Biden, who leads the Democratic primary field, even went so far as to pledge his undying loyalty to Obama, and insisted that after two failed presidential campaigns, he had given up on trying to be president. Being Obama’s second-in-command would be his final act in politics. After all, he would be in his mid-70s by the end of Obama’s second term—too old to run again.
According to the Times, Biden told Obama aides that he viewed his vice presidency as “a capstone, not a catapult.”
Did Biden really mean it at the time? Tough to say. He was certainly good to his word and largely stayed in the background during the Obama presidency, never seeming to upstage the President. But it’s also possible that he was just saying what he thought Obama would like to hear. Keep in mind that Biden had been in the mix during the same primary, hoping to snag the nomination for himself. If Obama had suspected that Biden was angling for the veep position as a backdoor way to pave the path to his own eventual presidency, the 44th president might have passed on Biden and chosen someone with less obvious ambitions.

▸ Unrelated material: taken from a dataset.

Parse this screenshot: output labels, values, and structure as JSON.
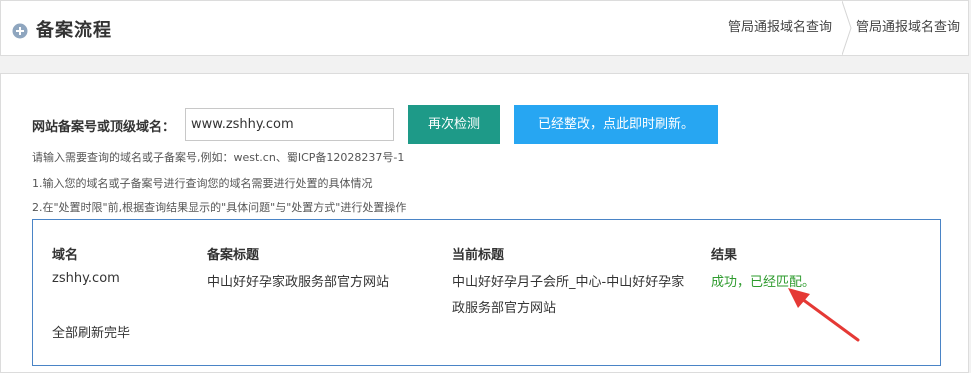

One could argue that Biden’s failure to challenge Hillary Clinton in 2016 was proof of his intentions along those lines, but he was also still mourning the death of his son. Besides, the entire party had already pretty much crowned Clinton as the historic First Female President, so he might have come up short again anyway.
You can make the case that Joe Biden certainly seems healthy for a man of his years, and that’s probably true. But is he still as mentally agile as he was decades ago? His endless list of verbal gaffes might argue otherwise. But then again, Biden’s been doing that since he first showed up in Washington. It’s kind of his calling card.
What I think Democrats find most frustrating about Joe Biden as the frontrunner is that they have to stave off concerns about his age. If a younger person was leading (or winds up getting the nomination next year) you can bet they will be talking about Donald Trump’s age and speculating about his mental stability. But if Biden is the nominee, that card is basically pulled from their hand. You can’t slam Trump for being too old and dismiss concerns about your own guy who is even older.
Frankly, I don’t worry too much about the age factor, despite already experiencing some of the pitfalls awaiting the elderly myself. (Speaking of which, did anyone see where I left my coffee cup?) If the next President, be it Trump or one of the Democrats, doesn’t live to finish their term or becomes somehow incapacitated, we have procedures in place to replace them. We’ve lost presidents before, some far younger than this crowd, and the Republic has somehow stubbornly marched on. As the saying goes, this too shall pass. And we’ll be fine in the end.